FEUILLETER UN AUTRE NUMÉRO
Mois
Année

2020-04 / NUMÉRO 166   RÉAGISSEZ / ÉCRIVEZ-NOUS
CHERCHER SUR LE SITE
 
ILS / ELLES
 
LIVRES
 
IMAGES
 
Au fil des jours...
 
Essai
La jeunesse jordanienne entre deux discours


Par Melhem CHAOUL
2008 - 04



Marlène Nasr est travaillée par une problématique sociopolitique qui s’énonce sous la forme suivante : dans quelle mesure les systèmes scolaires arabes contribuent-ils à une socialisation politique qui sensibilise et prépare ses élèves à des connaissances, des valeurs et des comportements favorables à la démocratie et à sa consolidation ? Ce livre contient une première réponse à partir de l’étude des programmes scolaires jordaniens. Dans ce travail qui constitue une étude d’un cas pratique, Nasr se demande : « Sous quelles formes le discours et les contenus scolaires jordaniens transmettent des savoirs, des rapports au savoir et un système de valeurs et de pratiques favorables au développement d’une culture politique démocratique au sein des nouvelles générations… ? »

Pour mener sa recherche, l’auteure, l’une des rares spécialistes au Liban de l’analyse de contenu et de discours, a travaillé sur un corpus impressionnant : les lois et les règlements d’orientation de l’éducation nationale en Jordanie, les actes des sept conférences nationales qui se sont tenues à l’initiative de la société civile entre 1994 et 2001, un corpus de 43 manuels scolaires de l’enseignement fondamental et secondaire (3e et seconde) et, surtout, un ensemble d’entretiens approfondis avec treize responsables impliqués dans la formulation et l’application de la politique de l’éducation au cours des vingt dernières années.

Les résultats ont mis au jour une dualité impressionnante dans le flux des valeurs transmises à l’individu écolier au cours de ces douze ans d’apprentissage. Au cours de ce long cursus, l’élève jordanien intériorise simultanément une tendance autocratique et une tendance démocratique sur lesquelles semble se fonder l’identité citoyenne jordanienne. La lecture de Marlène Nasr se fait selon cinq couples d’indicateurs sémantiques qui mesurent représentations, normes, valeurs, croyances, attitudes et comportements. L’un/le multiple, le collectif/l’individuel, le soi/l’autre, l’affirmatif/le critique, l’allégeance/la participation.

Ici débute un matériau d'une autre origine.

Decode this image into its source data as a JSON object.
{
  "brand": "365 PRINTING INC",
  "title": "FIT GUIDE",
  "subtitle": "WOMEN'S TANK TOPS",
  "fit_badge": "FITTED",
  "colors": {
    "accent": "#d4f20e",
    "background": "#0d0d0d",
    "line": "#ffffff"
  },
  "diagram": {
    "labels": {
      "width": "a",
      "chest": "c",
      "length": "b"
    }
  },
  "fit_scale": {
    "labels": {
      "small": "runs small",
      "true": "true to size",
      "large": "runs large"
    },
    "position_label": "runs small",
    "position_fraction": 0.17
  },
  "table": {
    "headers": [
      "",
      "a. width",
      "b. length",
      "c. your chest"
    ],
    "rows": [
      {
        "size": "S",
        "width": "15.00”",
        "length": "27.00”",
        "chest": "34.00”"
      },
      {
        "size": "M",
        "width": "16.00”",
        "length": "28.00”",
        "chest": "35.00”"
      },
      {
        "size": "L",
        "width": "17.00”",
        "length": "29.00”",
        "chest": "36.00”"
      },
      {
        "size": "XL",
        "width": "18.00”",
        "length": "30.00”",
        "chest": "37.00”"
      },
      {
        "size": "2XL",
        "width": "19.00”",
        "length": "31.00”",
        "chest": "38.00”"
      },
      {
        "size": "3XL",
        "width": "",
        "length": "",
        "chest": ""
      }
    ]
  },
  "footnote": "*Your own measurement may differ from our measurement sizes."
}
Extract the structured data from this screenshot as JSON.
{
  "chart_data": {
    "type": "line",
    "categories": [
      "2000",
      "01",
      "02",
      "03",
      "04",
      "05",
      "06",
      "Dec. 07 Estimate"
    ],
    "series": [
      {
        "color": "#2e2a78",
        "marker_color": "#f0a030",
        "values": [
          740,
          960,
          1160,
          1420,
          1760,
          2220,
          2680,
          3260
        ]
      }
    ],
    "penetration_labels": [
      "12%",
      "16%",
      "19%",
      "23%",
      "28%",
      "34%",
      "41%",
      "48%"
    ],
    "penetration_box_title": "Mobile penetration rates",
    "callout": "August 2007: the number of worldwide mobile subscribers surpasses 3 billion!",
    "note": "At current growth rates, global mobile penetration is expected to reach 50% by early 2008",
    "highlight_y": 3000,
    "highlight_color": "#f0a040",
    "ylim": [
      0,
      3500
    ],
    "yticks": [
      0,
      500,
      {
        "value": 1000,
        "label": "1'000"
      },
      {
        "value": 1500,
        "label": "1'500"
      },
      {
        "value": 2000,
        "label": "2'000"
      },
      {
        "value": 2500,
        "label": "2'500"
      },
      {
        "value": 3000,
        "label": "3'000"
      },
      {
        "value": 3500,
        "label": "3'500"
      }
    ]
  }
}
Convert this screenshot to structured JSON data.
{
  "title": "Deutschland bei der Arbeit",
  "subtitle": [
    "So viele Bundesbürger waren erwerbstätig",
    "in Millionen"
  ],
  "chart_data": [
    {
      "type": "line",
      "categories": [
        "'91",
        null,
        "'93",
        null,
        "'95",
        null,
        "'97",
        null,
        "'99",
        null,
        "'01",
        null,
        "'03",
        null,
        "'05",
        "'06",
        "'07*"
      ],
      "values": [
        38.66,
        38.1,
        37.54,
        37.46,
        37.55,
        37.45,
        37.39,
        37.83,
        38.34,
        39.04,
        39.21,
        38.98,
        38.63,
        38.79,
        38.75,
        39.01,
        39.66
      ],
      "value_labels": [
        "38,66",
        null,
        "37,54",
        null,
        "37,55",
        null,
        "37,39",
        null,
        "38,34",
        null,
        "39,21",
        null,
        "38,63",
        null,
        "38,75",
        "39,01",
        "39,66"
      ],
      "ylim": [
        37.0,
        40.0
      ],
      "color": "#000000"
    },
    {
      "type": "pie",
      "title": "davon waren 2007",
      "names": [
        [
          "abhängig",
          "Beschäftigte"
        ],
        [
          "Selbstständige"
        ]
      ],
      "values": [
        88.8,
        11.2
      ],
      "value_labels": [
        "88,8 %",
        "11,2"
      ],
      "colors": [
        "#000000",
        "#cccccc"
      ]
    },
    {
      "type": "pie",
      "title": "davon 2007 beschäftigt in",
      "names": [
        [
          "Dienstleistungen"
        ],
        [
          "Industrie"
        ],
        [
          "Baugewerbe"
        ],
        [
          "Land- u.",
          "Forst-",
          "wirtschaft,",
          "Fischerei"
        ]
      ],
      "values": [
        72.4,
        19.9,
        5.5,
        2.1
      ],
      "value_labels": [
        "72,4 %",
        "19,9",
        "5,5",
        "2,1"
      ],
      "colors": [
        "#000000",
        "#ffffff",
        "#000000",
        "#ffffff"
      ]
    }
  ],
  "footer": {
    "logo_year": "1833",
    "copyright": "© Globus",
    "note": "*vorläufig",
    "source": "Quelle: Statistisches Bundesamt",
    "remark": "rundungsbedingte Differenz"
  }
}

Cependant, la recherche a dégagé aussi une situation « invisible » à l’observateur extérieur, à savoir la mise en évidence d’une sorte de distribution du travail entre islamistes et démocrates au sein des appareils décisionnels et chez les décideurs de la politique éducative. Les premiers s’occupent des manuels d’éducation islamique dans lesquels ils propagent une conception divine de la société et du gouvernement qui détaille de façon systématique les composantes, caractéristiques et objectifs de la société islamique, ainsi que les droits des non-musulmans dans cette société. L’élève apprend qu’il est membre d’une nation universelle de croyants, transétatique ou non étatique, à forte cohésion doctrinale et culturelle, où les différences d’origine et de caractéristiques sociales sont absorbées ou disqualifiées.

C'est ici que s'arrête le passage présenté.